The proceedings were largely cordial in tone, though occasional dramatic statements lit up the highly technical back-and-forth, in which attorneys for both sides quizzed witnesses on their prior testimony.
D. Scott Norwood of the Attorney General’s Office accused APCo of “flagrant inconsistency” in its cost estimates in this case as compared to those in a prior docket, and said the company’s petition should not be approved. An attorney for the company tried to coax Norwood into saying it would not be “reasonable nor prudent” to close both coal-fired plants by 2028, but he demurred, saying that a detailed analysis would have to be done.
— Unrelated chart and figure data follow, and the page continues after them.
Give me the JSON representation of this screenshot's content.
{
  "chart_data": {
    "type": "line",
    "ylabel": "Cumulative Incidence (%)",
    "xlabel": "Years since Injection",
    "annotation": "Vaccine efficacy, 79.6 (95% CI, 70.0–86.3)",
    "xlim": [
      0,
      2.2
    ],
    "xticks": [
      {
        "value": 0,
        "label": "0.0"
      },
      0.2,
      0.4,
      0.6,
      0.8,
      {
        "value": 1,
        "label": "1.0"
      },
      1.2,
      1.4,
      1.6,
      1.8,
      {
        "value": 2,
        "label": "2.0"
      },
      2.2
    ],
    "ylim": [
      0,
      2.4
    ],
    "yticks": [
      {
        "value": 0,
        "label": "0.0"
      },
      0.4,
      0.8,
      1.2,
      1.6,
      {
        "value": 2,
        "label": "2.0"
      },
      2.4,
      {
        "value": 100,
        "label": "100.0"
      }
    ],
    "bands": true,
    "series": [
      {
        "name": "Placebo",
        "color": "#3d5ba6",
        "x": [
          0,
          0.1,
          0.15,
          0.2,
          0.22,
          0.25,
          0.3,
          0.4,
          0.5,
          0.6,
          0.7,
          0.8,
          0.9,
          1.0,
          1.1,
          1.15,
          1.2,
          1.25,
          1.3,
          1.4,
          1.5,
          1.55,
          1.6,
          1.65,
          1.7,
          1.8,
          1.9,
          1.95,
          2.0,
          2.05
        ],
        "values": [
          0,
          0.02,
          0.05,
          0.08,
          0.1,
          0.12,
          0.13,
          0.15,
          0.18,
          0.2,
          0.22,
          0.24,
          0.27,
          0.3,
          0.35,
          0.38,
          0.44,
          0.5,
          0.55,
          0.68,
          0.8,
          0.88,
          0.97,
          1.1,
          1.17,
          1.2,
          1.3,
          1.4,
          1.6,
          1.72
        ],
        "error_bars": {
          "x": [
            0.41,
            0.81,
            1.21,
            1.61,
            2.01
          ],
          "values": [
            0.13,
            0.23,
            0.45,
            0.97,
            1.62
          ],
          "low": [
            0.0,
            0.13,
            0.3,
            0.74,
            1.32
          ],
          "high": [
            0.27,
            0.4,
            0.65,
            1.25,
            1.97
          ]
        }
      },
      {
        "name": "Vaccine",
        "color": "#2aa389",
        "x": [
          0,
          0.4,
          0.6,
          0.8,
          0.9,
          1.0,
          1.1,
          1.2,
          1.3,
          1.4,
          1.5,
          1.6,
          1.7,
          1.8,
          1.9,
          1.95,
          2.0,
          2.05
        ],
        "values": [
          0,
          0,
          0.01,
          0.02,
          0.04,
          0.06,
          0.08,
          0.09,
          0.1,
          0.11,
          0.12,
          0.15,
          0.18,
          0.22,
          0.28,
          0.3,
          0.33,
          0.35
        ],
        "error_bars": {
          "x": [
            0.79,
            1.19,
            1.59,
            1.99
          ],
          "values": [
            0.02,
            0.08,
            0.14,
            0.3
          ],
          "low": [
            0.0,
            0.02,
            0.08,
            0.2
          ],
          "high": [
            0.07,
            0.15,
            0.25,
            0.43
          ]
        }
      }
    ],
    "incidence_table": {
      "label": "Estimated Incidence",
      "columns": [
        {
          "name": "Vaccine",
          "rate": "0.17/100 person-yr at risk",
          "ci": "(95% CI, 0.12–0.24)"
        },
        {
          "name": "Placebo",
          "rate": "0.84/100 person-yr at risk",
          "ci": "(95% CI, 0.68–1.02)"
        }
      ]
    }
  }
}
In his closing argument, Summerlin took issue with Wilson’s report for the Sierra Club. To replace Amos and Mountaineer by 2028, he said, Wilson assumes that APCo could bring online 6,300 MW of solar generation and storage. But that would require 66 square miles of acreage, Summerlin argued, or approximately the size of the Richmond metropolitan area. “Even if it were economically possible which it’s not … it’s too much, too fast,” Summerlin said.
In response to Martin’s criticism for not carrying her analysis further forward, Wilson testified Wednesday that “the savings associated with early retirement of coal plants becomes greater the longer a period is modeled.” She said the company’s own analysis shows a very slim margin between retiring the coal plants in 2028 or 2040, such that just adjusting one variable “makes the 2028 retirement the least-cost option.”
No recommendations were issued at the conclusion of proceedings. In several weeks’ time, Ann Berkebile, the senior hearing examiner for the commission, will issue a report that will serve as a recommendation to the full commission on whether to accept APCo’s petition.